There is currently a localised epidemic of COVID in the state of Victoria, Australia, centring on a number of suburbs of the state capital, Melbourne. In a country that has successfully flattened the curve since an initially confused response in March, these new cases (some 100 a days in the last week) indicate how long the tail of the first wave is, and how much effort is required to achieve national elimination.
From a process of opening up schools and business, the Victorian government has had to lock things down again, albeit with a postcode-based approach to hotspots in the city. In an otherwise pretty grounded and clear strategy the state government sealed of 9 public housing tower blocks on Saturday 4 July with no notice to the residents. 3000 residents of the social housing towers were ordered not to leave their apartments and issued ‘detention notices’ for 5 days. The blocks were surrounded by 500 police officers sent to enforce the hard lockdown measures. All food is being supplied to residents and they have a state funded rent holiday of two weeks. Those working are to be offered $1500 per week, and those unemployed $750. All residents will be required to undertake mandatory testing. We are in unchartered waters here.
Many residents have been interviewed about the conditions of the lockdown and the shocking and instant nature of the detention orders. No notice was given and many faced shortages of food, medicines and baby milk, and some feel as if the police presence has criminalised them for no ostensible reason. To be sure positive COVID cases were emerging in some of the towers, but not all. The laundries in many of the tower blocks are communal, and there are no balconies available.

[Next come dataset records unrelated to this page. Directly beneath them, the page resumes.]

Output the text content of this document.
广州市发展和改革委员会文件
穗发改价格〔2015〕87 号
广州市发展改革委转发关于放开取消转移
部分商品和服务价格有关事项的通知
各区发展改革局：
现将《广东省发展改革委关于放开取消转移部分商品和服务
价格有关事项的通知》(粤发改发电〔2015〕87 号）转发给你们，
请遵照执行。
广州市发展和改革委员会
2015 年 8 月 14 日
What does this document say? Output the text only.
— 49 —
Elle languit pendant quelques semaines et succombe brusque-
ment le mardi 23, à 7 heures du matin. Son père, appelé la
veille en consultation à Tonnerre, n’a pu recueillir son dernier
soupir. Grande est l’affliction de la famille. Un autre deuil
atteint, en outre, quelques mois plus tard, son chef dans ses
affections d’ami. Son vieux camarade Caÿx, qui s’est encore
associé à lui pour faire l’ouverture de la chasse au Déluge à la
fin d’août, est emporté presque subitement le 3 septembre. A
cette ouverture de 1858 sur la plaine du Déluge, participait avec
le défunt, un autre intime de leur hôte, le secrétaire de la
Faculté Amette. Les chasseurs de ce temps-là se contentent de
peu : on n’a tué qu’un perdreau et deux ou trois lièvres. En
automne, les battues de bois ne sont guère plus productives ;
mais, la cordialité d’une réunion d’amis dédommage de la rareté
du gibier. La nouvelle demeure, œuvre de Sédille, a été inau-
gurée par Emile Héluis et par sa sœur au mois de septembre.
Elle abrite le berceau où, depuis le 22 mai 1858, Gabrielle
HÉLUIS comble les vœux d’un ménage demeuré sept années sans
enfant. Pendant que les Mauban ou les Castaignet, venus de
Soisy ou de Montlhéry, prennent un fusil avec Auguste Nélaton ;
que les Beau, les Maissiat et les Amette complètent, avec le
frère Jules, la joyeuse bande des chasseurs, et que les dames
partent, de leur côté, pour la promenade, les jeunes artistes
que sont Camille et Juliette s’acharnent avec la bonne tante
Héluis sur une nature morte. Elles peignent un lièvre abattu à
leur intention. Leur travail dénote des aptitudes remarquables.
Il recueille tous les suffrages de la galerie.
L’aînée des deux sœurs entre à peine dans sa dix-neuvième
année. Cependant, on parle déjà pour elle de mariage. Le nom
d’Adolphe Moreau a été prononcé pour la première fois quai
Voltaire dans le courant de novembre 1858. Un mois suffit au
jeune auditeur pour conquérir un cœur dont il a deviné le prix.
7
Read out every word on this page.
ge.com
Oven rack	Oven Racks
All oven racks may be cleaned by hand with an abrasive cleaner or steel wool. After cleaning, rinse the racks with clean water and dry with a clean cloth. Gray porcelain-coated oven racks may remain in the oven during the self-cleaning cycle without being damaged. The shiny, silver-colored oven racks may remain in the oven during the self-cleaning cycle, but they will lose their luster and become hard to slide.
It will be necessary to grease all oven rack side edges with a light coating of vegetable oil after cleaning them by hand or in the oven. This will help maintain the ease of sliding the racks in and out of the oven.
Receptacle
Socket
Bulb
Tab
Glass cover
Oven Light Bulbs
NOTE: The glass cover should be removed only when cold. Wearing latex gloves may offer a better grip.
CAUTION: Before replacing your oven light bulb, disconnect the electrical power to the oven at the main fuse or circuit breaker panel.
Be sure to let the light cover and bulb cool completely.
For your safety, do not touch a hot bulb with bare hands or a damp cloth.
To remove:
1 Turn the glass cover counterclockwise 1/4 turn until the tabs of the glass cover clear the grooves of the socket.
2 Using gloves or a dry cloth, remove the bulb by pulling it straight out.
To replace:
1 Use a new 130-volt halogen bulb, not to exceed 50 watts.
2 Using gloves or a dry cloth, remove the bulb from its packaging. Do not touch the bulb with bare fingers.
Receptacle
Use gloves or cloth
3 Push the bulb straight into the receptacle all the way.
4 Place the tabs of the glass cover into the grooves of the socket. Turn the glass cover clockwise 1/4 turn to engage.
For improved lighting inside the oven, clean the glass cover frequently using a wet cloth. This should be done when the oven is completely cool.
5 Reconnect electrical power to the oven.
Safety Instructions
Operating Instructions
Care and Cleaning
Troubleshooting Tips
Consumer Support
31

Many of the residents are socially marginalised, with that being precisely the nature of the social housing scheme. There are migrants, refugees and asylum seekers, the disabled and those suffering psychological problems. Access to treatment or therapy will be problematic, and many are predicting the lockdown will be for longer than 5 days. Communications with these residents has been poorly handled. The initial ‘detention orders’ were a five page printed leaflet delivered in English, and various briefings on the tv by the state premier and others have also not been translated. The presence of so many armed police to establish the cordon sanitaire is also highly problematic, and probably particularly frightening to asylum seekers. The federal Chief Medical Officer also went public and described the towers as ‘vertical cruise ships’ ripe for unfettered infection unless the measures were taken. While this may be true, the language could not have been helpful or calming for those locked down.
It is also quite apparent that the tower blocks are not the only apartments in the immediate neighbourhoods. Other private residences have not been closed off. It is clear that things could have been handled in a far more humane and rights-based fashion, with a more sympathetic and culturally appropriate intervention that put clear messaging alongside trust in the population. The state is struggling to keep a lid on its epidemic and has gone in hard. From a public health perspective I am torn between my own support of lockdown measures to prevent infection and to buy time for testing, and the need to treat people with respect and without stigma, particularly if their crime is poverty and marginalisation. As the pandemic proceeds with long tails and second waves it seems imperative that there is public dialogue and understanding of what may be instituted to control the spread, people need to understand and be involved in the nature of potential future responses. People need agency in the pandemic, notwithstanding the need for emergency measures in the future. This can all be conducted more humanely and with dignity and rights squarely in collective efforts.